El presente digital es efímero y banal. Nada tiene excesiva importancia, incluidas las tragedias y las agonías cotidianas. Habitamos en un infierno multitarea donde se practica la patología del selfi, se abusa de la sentimentalidad –que es la antítesis de la sensibilidad– y se llama empatía al chantaje (adolescente) que todo el mundo hace a los demás para ser alguien. Si no te ven, no existes, aunque te mueras en una acera. Debes hacerte notar a cualquier precio.

La agenda política se organiza ya exclusivamente en función de los calambres que registran en tiempo real las redes sociales, cuyos algoritmos ignoran lo trascendente y entronizan lo accesorio a condición de que sea viral. Las ideas han sido sepultadas por los argumentarios (que son posicionamientos en lugar de razonamientos). El periodismo, salvo honrosas excepciones, se ha convertido en activismo. Y las audiencias ya no quieren saber: únicamente desean que alguien ratifique sus prejuicios. La realidad, definitivamente, ha muerto a manos del reality.

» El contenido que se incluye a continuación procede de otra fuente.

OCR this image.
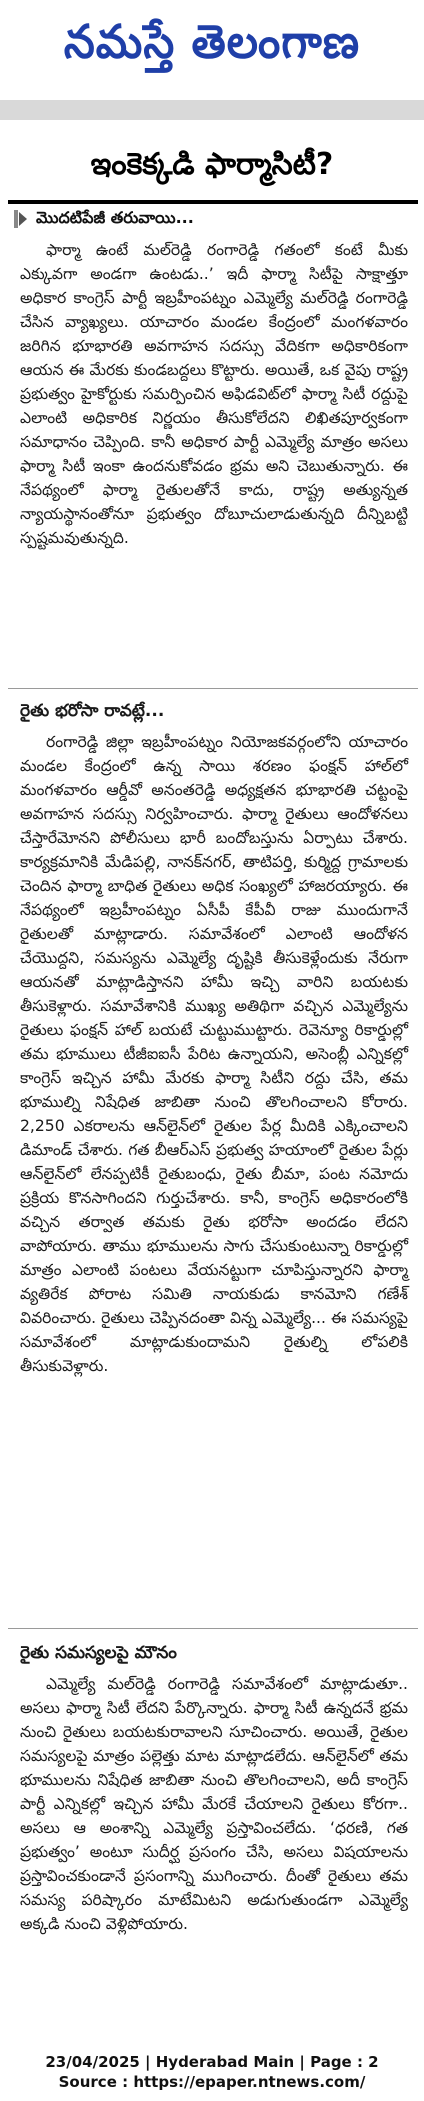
నమస్తే తెలంగాణ
ఇంకెక్కడి ఫార్మాసిటీ?
మొదటిపేజీ తరువాయి...

ఫార్మా ఉంటే మల్‌రెడ్డి రంగారెడ్డి గతంలో కంటే మీకు ఎక్కువగా అండగా ఉంటడు..’ ఇదీ ఫార్మా సిటీపై సాక్షాత్తూ అధికార కాంగ్రెస్ పార్టీ ఇబ్రహీంపట్నం ఎమ్మెల్యే మల్‌రెడ్డి రంగారెడ్డి చేసిన వ్యాఖ్యలు. యాచారం మండల కేంద్రంలో మంగళవారం జరిగిన భూభారతి అవగాహన సదస్సు వేదికగా అధికారికంగా ఆయన ఈ మేరకు కుండబద్దలు కొట్టారు. అయితే, ఒక వైపు రాష్ట్ర ప్రభుత్వం హైకోర్టుకు సమర్పించిన అఫిడవిట్‌లో ఫార్మా సిటీ రద్దుపై ఎలాంటి అధికారిక నిర్ణయం తీసుకోలేదని లిఖితపూర్వకంగా సమాధానం చెప్పింది. కానీ అధికార పార్టీ ఎమ్మెల్యే మాత్రం అసలు ఫార్మా సిటీ ఇంకా ఉందనుకోవడం భ్రమ అని చెబుతున్నారు. ఈ నేపథ్యంలో ఫార్మా రైతులతోనే కాదు, రాష్ట్ర అత్యున్నత న్యాయస్థానంతోనూ ప్రభుత్వం దోబూచులాడుతున్నది దీన్నిబట్టి స్పష్టమవుతున్నది.

రైతు భరోసా రావట్లే...

రంగారెడ్డి జిల్లా ఇబ్రహీంపట్నం నియోజకవర్గంలోని యాచారం మండల కేంద్రంలో ఉన్న సాయి శరణం ఫంక్షన్ హాల్‌లో మంగళవారం ఆర్డీవో అనంతరెడ్డి అధ్యక్షతన భూభారతి చట్టంపై అవగాహన సదస్సు నిర్వహించారు. ఫార్మా రైతులు ఆందోళనలు చేస్తారేమోనని పోలీసులు భారీ బందోబస్తును ఏర్పాటు చేశారు. కార్యక్రమానికి మేడిపల్లి, నానక్‌నగర్, తాటిపర్తి, కుర్మిద్ద గ్రామాలకు చెందిన ఫార్మా బాధిత రైతులు అధిక సంఖ్యలో హాజరయ్యారు. ఈ నేపథ్యంలో ఇబ్రహీంపట్నం ఏసీపీ కేపీవీ రాజు ముందుగానే రైతులతో మాట్లాడారు. సమావేశంలో ఎలాంటి ఆందోళన చేయొద్దని, సమస్యను ఎమ్మెల్యే దృష్టికి తీసుకెళ్లేందుకు నేరుగా ఆయనతో మాట్లాడిస్తానని హామీ ఇచ్చి వారిని బయటకు తీసుకెళ్లారు. సమావేశానికి ముఖ్య అతిథిగా వచ్చిన ఎమ్మెల్యేను రైతులు ఫంక్షన్ హాల్ బయటే చుట్టుముట్టారు. రెవెన్యూ రికార్డుల్లో తమ భూములు టీజీఐఐసీ పేరిట ఉన్నాయని, అసెంబ్లీ ఎన్నికల్లో కాంగ్రెస్ ఇచ్చిన హామీ మేరకు ఫార్మా సిటీని రద్దు చేసి, తమ భూముల్ని నిషేధిత జాబితా నుంచి తొలగించాలని కోరారు. 2,250 ఎకరాలను ఆన్‌లైన్‌లో రైతుల పేర్ల మీదికి ఎక్కించాలని డిమాండ్ చేశారు. గత బీఆర్‌ఎస్ ప్రభుత్వ హయాంలో రైతుల పేర్లు ఆన్‌లైన్‌లో లేనప్పటికీ రైతుబంధు, రైతు బీమా, పంట నమోదు ప్రక్రియ కొనసాగిందని గుర్తుచేశారు. కానీ, కాంగ్రెస్ అధికారంలోకి వచ్చిన తర్వాత తమకు రైతు భరోసా అందడం లేదని వాపోయారు. తాము భూములను సాగు చేసుకుంటున్నా రికార్డుల్లో మాత్రం ఎలాంటి పంటలు వేయనట్టుగా చూపిస్తున్నారని ఫార్మా వ్యతిరేక పోరాట సమితి నాయకుడు కానమోని గణేశ్ వివరించారు. రైతులు చెప్పినదంతా విన్న ఎమ్మెల్యే... ఈ సమస్యపై సమావేశంలో మాట్లాడుకుందామని రైతుల్ని లోపలికి తీసుకువెళ్లారు.

రైతు సమస్యలపై మౌనం

ఎమ్మెల్యే మల్‌రెడ్డి రంగారెడ్డి సమావేశంలో మాట్లాడుతూ.. అసలు ఫార్మా సిటీ లేదని పేర్కొన్నారు. ఫార్మా సిటీ ఉన్నదనే భ్రమ నుంచి రైతులు బయటకురావాలని సూచించారు. అయితే, రైతుల సమస్యలపై మాత్రం పల్లెత్తు మాట మాట్లాడలేదు. ఆన్‌లైన్‌లో తమ భూములను నిషేధిత జాబితా నుంచి తొలగించాలని, అదీ కాంగ్రెస్ పార్టీ ఎన్నికల్లో ఇచ్చిన హామీ మేరకే చేయాలని రైతులు కోరగా.. అసలు ఆ అంశాన్ని ఎమ్మెల్యే ప్రస్తావించలేదు. ‘ధరణి, గత ప్రభుత్వం’ అంటూ సుదీర్ఘ ప్రసంగం చేసి, అసలు విషయాలను ప్రస్తావించకుండానే ప్రసంగాన్ని ముగించారు. దీంతో రైతులు తమ సమస్య పరిష్కారం మాటేమిటని అడుగుతుండగా ఎమ్మెల్యే అక్కడి నుంచి వెళ్లిపోయారు.

23/04/2025 | Hyderabad Main | Page : 2
Source : https://epaper.ntnews.com/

El ethos siempre fue un atributo retórico, pero no es lo mismo construir un carácter con una intención artística que dar la chapa con tus obsesiones y vomitar tus limitaciones íntimas. El mundo real, como escribió Ciro Alegría, es ancho y ajeno. Y le importa un bledo lo que te pase, aunque internet permita lloriquear y buscar (falsos) amigos. Cada vez que alguien exige nuestra atención recordamos el sabio consejo que Siniestro Total, el grupo punk de la movida gallega, inmortalizó en sus camisetas: “Por favor, no me cuente usted su vida”. Bloody Hell.